The onset of Paul’s prophetic dreams about how his influence will affect the arc of history isn’t a direct result of anything the sandworms do to him, but as parts of Arrakis and the source of the planet’s spice, they’re a necessary component of the evolution he undergoes within Dune. Alice’s time in Wonderland — all of which turns out to be a dream — is more fanciful at times than the glimpses of the future Paul receives, but the images in both youths’ heads similarly leave them even more curious about the worlds around them than they first were.

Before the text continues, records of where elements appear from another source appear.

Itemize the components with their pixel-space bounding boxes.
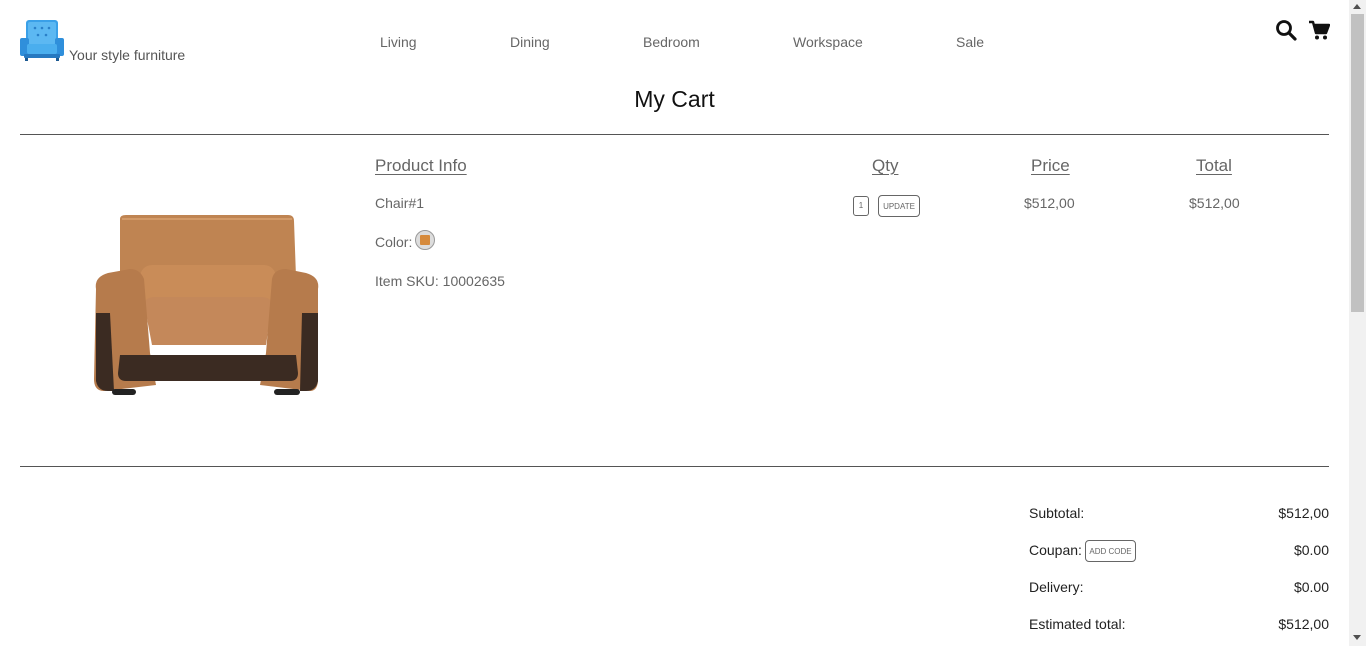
scroll-up-arrow-icon[interactable] — [1353, 4, 1361, 9]
delivery-label: Delivery: — [1029, 579, 1084, 595]
color-swatch-fill — [420, 235, 430, 245]
logo-armchair-icon[interactable] — [18, 18, 66, 62]
subtotal-value: $512,00 — [1278, 505, 1329, 521]
column-total: Total — [1196, 156, 1232, 175]
scroll-down-arrow-icon[interactable] — [1353, 635, 1361, 640]
divider-top — [20, 134, 1329, 135]
brand-name: Your style furniture — [69, 47, 186, 63]
delivery-value: $0.00 — [1293, 579, 1329, 595]
qty-input[interactable]: 1 — [853, 196, 869, 216]
coupon-value: $0.00 — [1293, 542, 1329, 558]
add-code-button[interactable]: ADD CODE — [1085, 540, 1136, 562]
divider-bottom — [20, 466, 1329, 467]
column-qty: Qty — [872, 156, 899, 175]
nav-living[interactable]: Living — [380, 34, 417, 50]
nav-dining[interactable]: Dining — [510, 34, 550, 50]
item-name: Chair#1 — [375, 195, 425, 211]
nav-sale[interactable]: Sale — [956, 34, 984, 50]
product-image-armchair[interactable] — [60, 195, 330, 410]
cart-icon[interactable] — [1308, 19, 1330, 41]
subtotal-label: Subtotal: — [1029, 505, 1085, 521]
page: Your style furniture Living Dining Bedro… — [0, 0, 1349, 646]
column-product-info: Product Info — [375, 156, 467, 175]
page-title: My Cart — [634, 86, 715, 112]
color-swatch[interactable] — [415, 230, 435, 250]
search-icon[interactable] — [1275, 19, 1297, 41]
column-price: Price — [1031, 156, 1070, 175]
update-button[interactable]: UPDATE — [878, 195, 920, 217]
item-total: $512,00 — [1189, 195, 1240, 211]
nav-bedroom[interactable]: Bedroom — [643, 34, 700, 50]
estimated-total-label: Estimated total: — [1029, 616, 1126, 632]
nav-workspace[interactable]: Workspace — [793, 34, 863, 50]
estimated-total-value: $512,00 — [1278, 616, 1329, 632]
scrollbar-thumb[interactable] — [1351, 14, 1364, 312]
coupon-label: Coupan: — [1029, 542, 1082, 558]
color-label: Color: — [375, 234, 413, 250]
item-price: $512,00 — [1024, 195, 1075, 211]
vertical-scrollbar[interactable] — [1349, 0, 1366, 646]
item-sku: Item SKU: 10002635 — [375, 273, 505, 289]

As Martin Gardner notes in The Annotated Alice, Wonderland’s a novel that lends itself to an unknowable number of symbolic and allegorical interpretations — which is a feature rather than a bug with nonsensical prose. The parallels between Dune and Alice’s Adventures in Wonderland may be wholly coincidental, but it doesn’t make these shared narrative quirks any less curious and fascinating to think about.